Friday, March 21, 2014

Song Lyric of the Day (Bruce Springsteen, on the Ghosts of ‘Philadelphia’)



“I walked the avenue till my legs felt like stone
I heard the voices of friends vanished and gone
At night I could hear the blood in my veins
Black and whispering as the rain.”--Bruce Springsteen, “Streets of Philadelphia,” from the Philadelphia Soundtrack CD (1993)

One of the most searing songs in the overflowing catalog of Bruce Springsteen is “Souls of the Departed,” from his 1992 Lucky Town CD. It evokes “young lives over before they got started,” whether in the first Iraq War or in the inner cities of Southern California. The same title could just as easily have been used for the opening song of Philadelphia—except that this time, the narrator rightly fears that he will soon join the “friends vanished and gone” because of the AIDS crisis. He already feels like a wraith-like creature (“Saw my reflection in a window I didn't know my own face”).
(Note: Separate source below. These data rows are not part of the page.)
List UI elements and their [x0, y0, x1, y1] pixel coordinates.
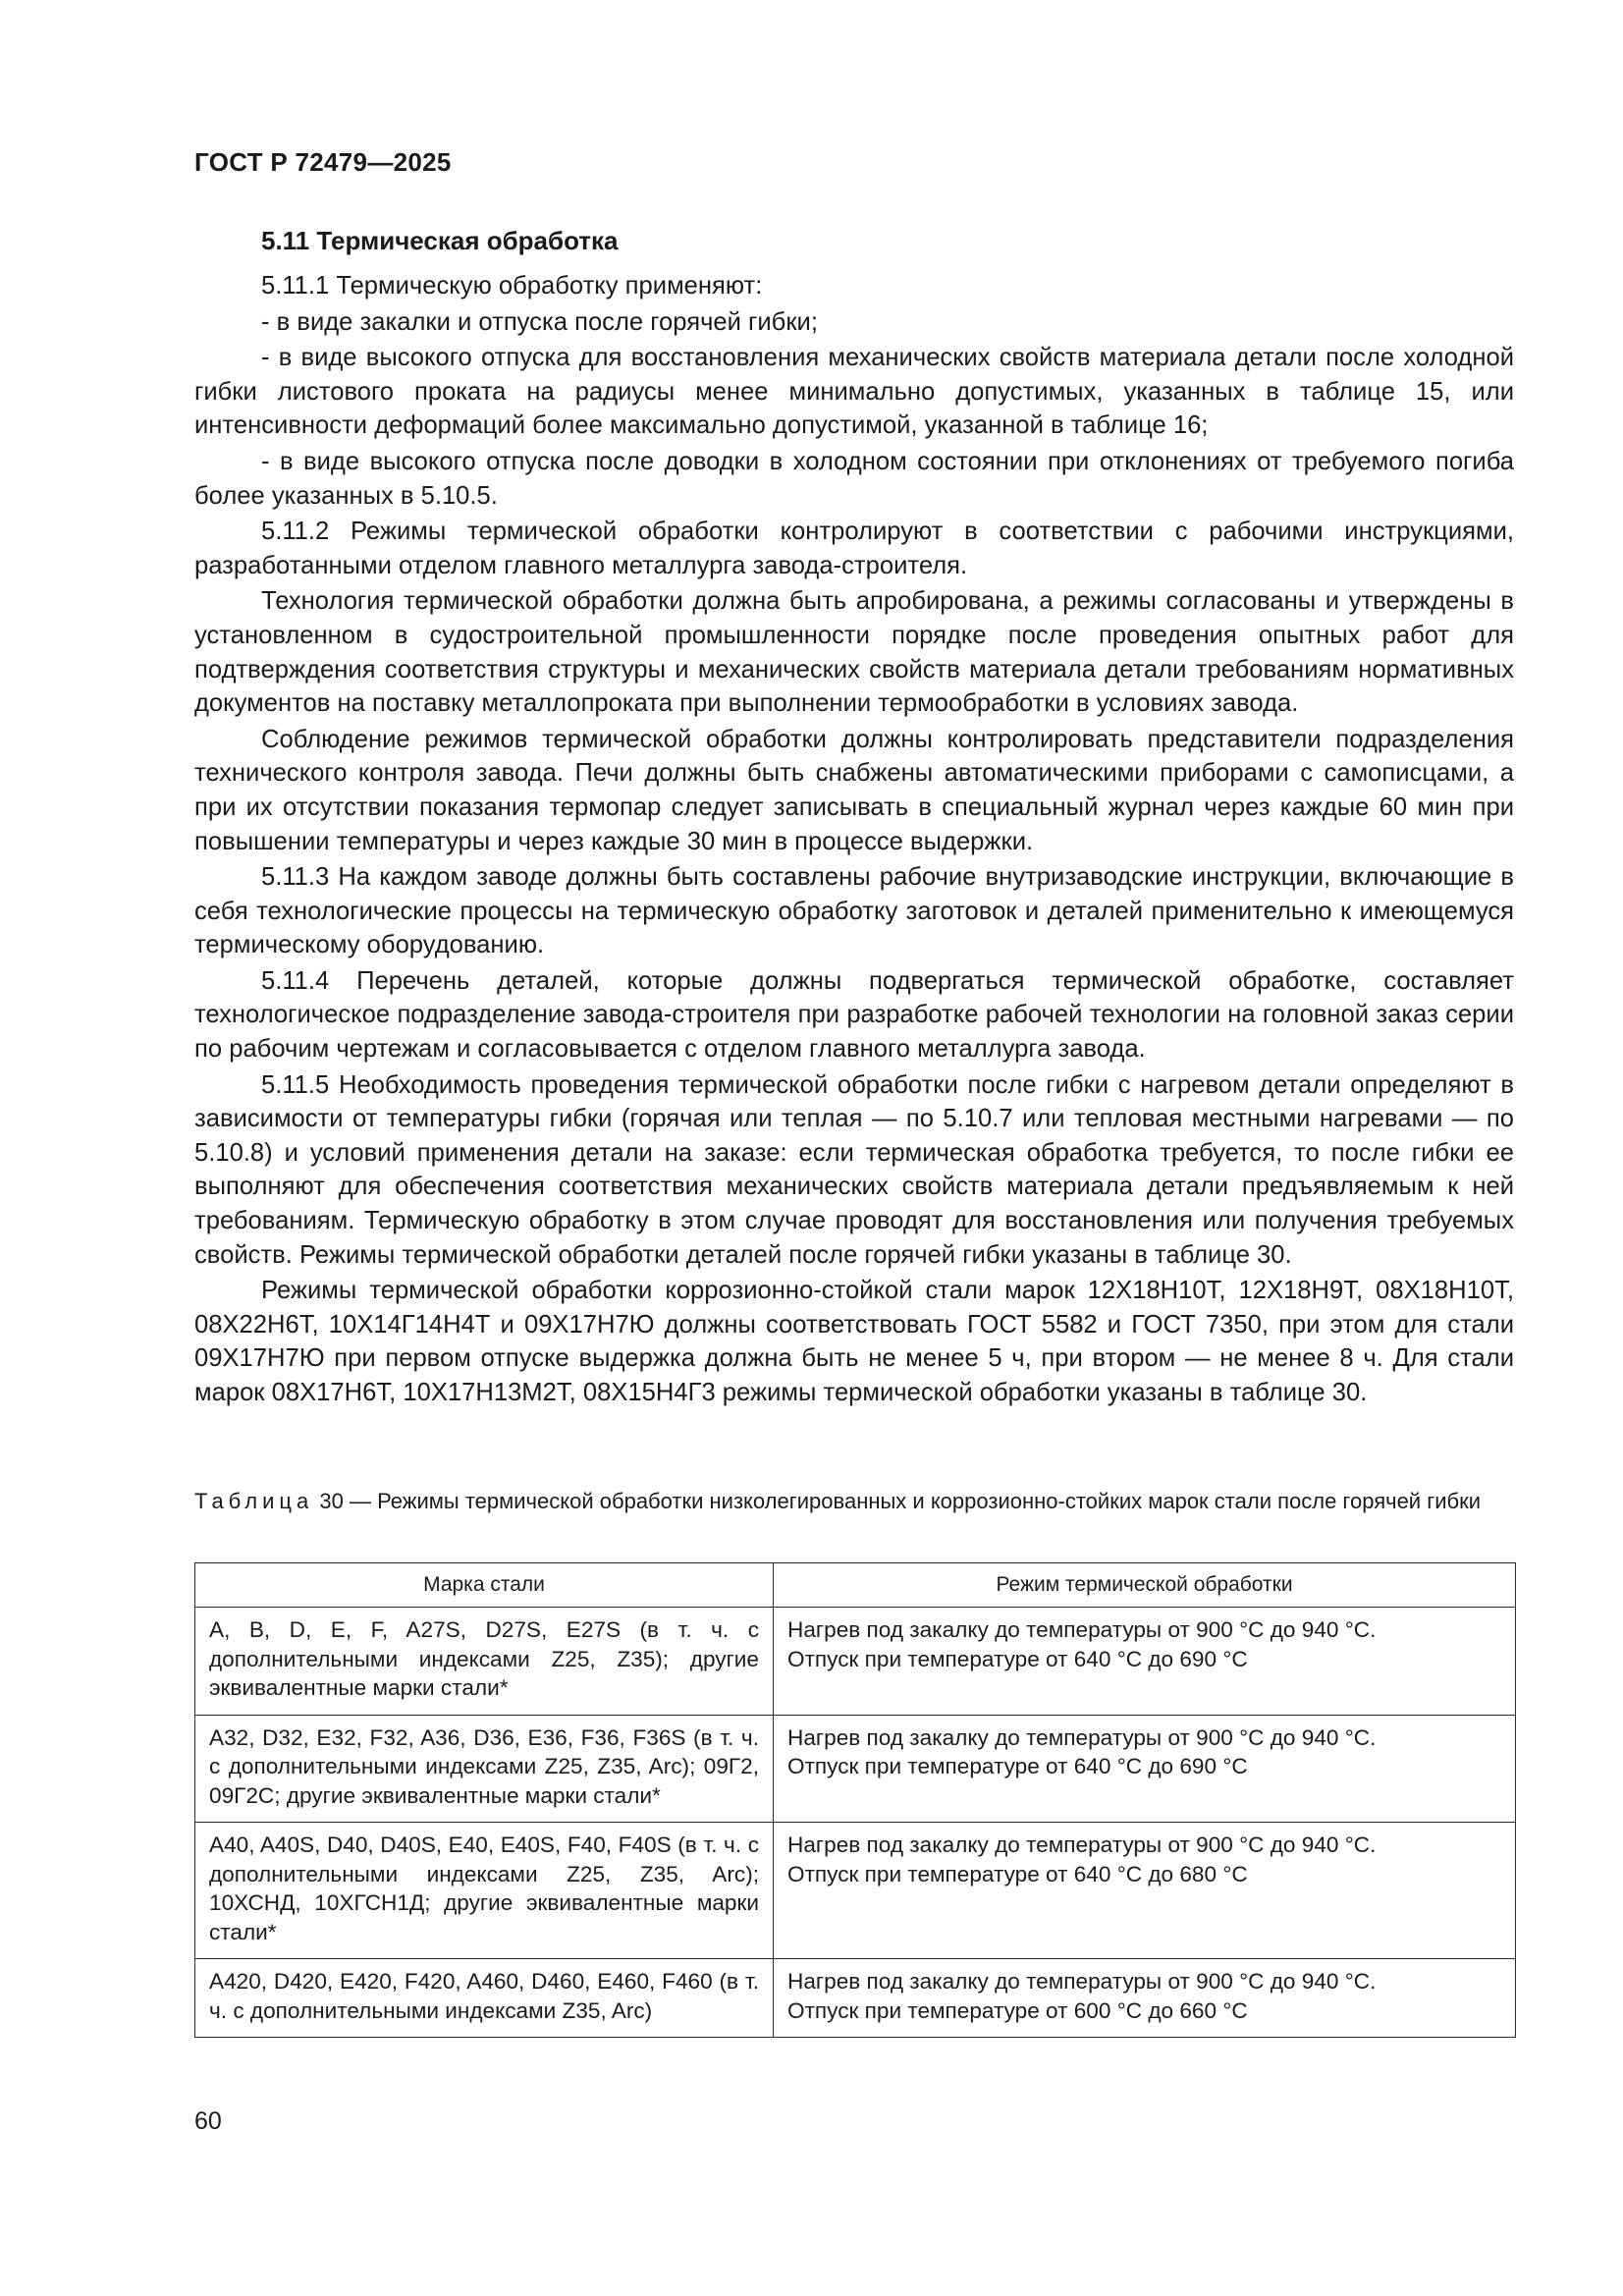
page-number: 60: [194, 2107, 222, 2135]
treatment-quench: Нагрев под закалку до температуры от 900 °С до 940 °С.: [787, 1617, 1377, 1642]
steel-grade-cell: A32, D32, E32, F32, A36, D36, E36, F36, F36S (в т. ч. с дополнительными индексами Z25, Z35, Arc); 09Г2, 09Г2С; другие эквивалентные марки стали*: [195, 1715, 774, 1823]
section-body: [194, 224, 1514, 1412]
steel-grade-cell: A40, A40S, D40, D40S, E40, E40S, F40, F40S (в т. ч. с дополнительными индексами Z25, Z35, Arc); 10ХСНД, 10ХГСН1Д; другие эквивалентные марки стали*: [195, 1823, 774, 1959]
paragraph: 5.11.2 Режимы термической обработки контролируют в соответствии с рабочими инструкциями, разработанными отделом главного металлурга завода-строителя.: [194, 518, 1514, 579]
paragraph: 5.11.1 Термическую обработку применяют:: [261, 272, 763, 300]
paragraph: Соблюдение режимов термической обработки должны контролировать представители подразделения технического контроля завода. Печи должны быть снабжены автоматическими приборами с самописцами, а при их отсутствии показания термопар следует записывать в специальный журнал через каждые 60 мин при повышении температуры и через каждые 30 мин в процессе выдержки.: [194, 725, 1514, 855]
treatment-mode-cell: [774, 1959, 1516, 2038]
table-row: [195, 1959, 1516, 2038]
column-header-steel-grade: Марка стали: [195, 1563, 774, 1608]
section-title: 5.11 Термическая обработка: [261, 226, 619, 255]
treatment-mode-cell: [774, 1608, 1516, 1716]
treatment-temper: Отпуск при температуре от 640 °С до 690 °С: [787, 1754, 1248, 1778]
steel-grade-cell: A420, D420, E420, F420, A460, D460, E460, F460 (в т. ч. с дополнительными индексами Z35, Arc): [195, 1959, 774, 2038]
treatment-temper: Отпуск при температуре от 600 °С до 660 °С: [787, 1997, 1248, 2023]
paragraph: 5.11.3 На каждом заводе должны быть составлены рабочие внутризаводские инструкции, включающие в себя технологические процессы на термическую обработку заготовок и деталей применительно к имеющемуся термическому оборудованию.: [194, 863, 1514, 959]
treatment-quench: Нагрев под закалку до температуры от 900 °С до 940 °С.: [787, 1832, 1377, 1857]
paragraph: 5.11.4 Перечень деталей, которые должны подвергаться термической обработке, составляет технологическое подразделение завода-строителя при разработке рабочей технологии на головной заказ серии по рабочим чертежам и согласовывается с отделом главного металлурга завода.: [194, 966, 1514, 1064]
treatment-quench: Нагрев под закалку до температуры от 900 °С до 940 °С.: [787, 1969, 1377, 1994]
list-item: - в виде закалки и отпуска после горячей гибки;: [261, 307, 818, 336]
list-item: - в виде высокого отпуска для восстановления механических свойств материала детали после холодной гибки листового проката на радиусы менее минимально допустимых, указанных в таблице 15, или интенсивности деформаций более максимально допустимой, указанной в таблице 16;: [194, 344, 1514, 440]
table-row: [195, 1608, 1516, 1716]
paragraph: Режимы термической обработки коррозионно-стойкой стали марок 12Х18Н10Т, 12Х18Н9Т, 08Х18Н10Т, 08Х22Н6Т, 10Х14Г14Н4Т и 09Х17Н7Ю должны соответствовать ГОСТ 5582 и ГОСТ 7350, при этом для стали 09Х17Н7Ю при первом отпуске выдержка должна быть не менее 5 ч, при втором — не менее 8 ч. Для стали марок 08Х17Н6Т, 10Х17Н13М2Т, 08Х15Н4Г3 режимы термической обработки указаны в таблице 30.: [194, 1277, 1514, 1406]
paragraph: Технология термической обработки должна быть апробирована, а режимы согласованы и утверждены в установленном в судостроительной промышленности порядке после проведения опытных работ для подтверждения соответствия структуры и механических свойств материала детали требованиям нормативных документов на поставку металлопроката при выполнении термообработки в условиях завода.: [194, 587, 1514, 718]
steel-grade-cell: A, B, D, E, F, A27S, D27S, E27S (в т. ч. с дополнительными индексами Z25, Z35); другие эквивалентные марки стали*: [195, 1608, 774, 1716]
table-row: [195, 1715, 1516, 1823]
treatment-temper: Отпуск при температуре от 640 °С до 680 °С: [787, 1861, 1248, 1886]
document-code: ГОСТ Р 72479—2025: [194, 147, 452, 177]
heat-treatment-table: [194, 1562, 1516, 2038]
treatment-mode-cell: [774, 1823, 1516, 1959]
table-row: [195, 1823, 1516, 1959]
table-caption-text: 30 — Режимы термической обработки низколегированных и коррозионно-стойких марок стали после горячей гибки: [313, 1489, 1482, 1513]
column-header-treatment-mode: Режим термической обработки: [774, 1563, 1516, 1608]
treatment-quench: Нагрев под закалку до температуры от 900 °С до 940 °С.: [787, 1724, 1377, 1750]
table-header-row: [195, 1563, 1516, 1608]
table-caption: [194, 1487, 1514, 1515]
treatment-temper: Отпуск при температуре от 640 °С до 690 °С: [787, 1646, 1248, 1671]
list-item: - в виде высокого отпуска после доводки в холодном состоянии при отклонениях от требуемого погиба более указанных в 5.10.5.: [194, 447, 1514, 510]
paragraph: 5.11.5 Необходимость проведения термической обработки после гибки с нагревом детали определяют в зависимости от температуры гибки (горячая или теплая — по 5.10.7 или тепловая местными нагревами — по 5.10.8) и условий применения детали на заказе: если термическая обработка требуется, то после гибки ее выполняют для обеспечения соответствия механических свойств материала детали предъявляемым к ней требованиям. Термическую обработку в этом случае проводят для восстановления или получения требуемых свойств. Режимы термической обработки деталей после горячей гибки указаны в таблице 30.: [194, 1070, 1514, 1269]
table-caption-label: Таблица: [194, 1489, 314, 1513]
treatment-mode-cell: [774, 1715, 1516, 1823]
On this date 20 years ago, Springsteen beat out an idol of his, Neil Young, for Best Original Song at the Oscars. Coming as it did in the midst of a career drought, two years after The Boss had launched a tour to promote the Lucky Town and Human Touch CDs without the E Street Band, the victory confirmed that he still possessed serious songwriting chops, no matter the (temporary) vicissitudes of his career.

The lyrics are simple and stark, yet, for all that, Springsteen accomplished something pretty daring here, becoming, in the words of The Nation columnist Eric Alterman, “the first heterosexual rock star ever to sing in the voice of a homosexual man.” An audacious phrase in the song, “faithless kiss,” comes just before the final chorus. It more than acknowledges the intimacy that led to a terrible disease, or the abandonment and betrayal by those who no longer want to be associated with a disease carrier; it also forms part of the question of tolerance that is the real subject of the movie and song. In other words, are you, the listener, ready to keep faith with an afflicted person who, at heart, is your brother—or abandon him, faithlessly? (“Ain't no angel gonna greet me/It's just you and I my friend”).

(There are some among my readers who, recalling another recent post on The Boss, might ask, “Isn’t this a bit much in the course of a week?” To which I say: There is no such thing as too much Bruce Juice!)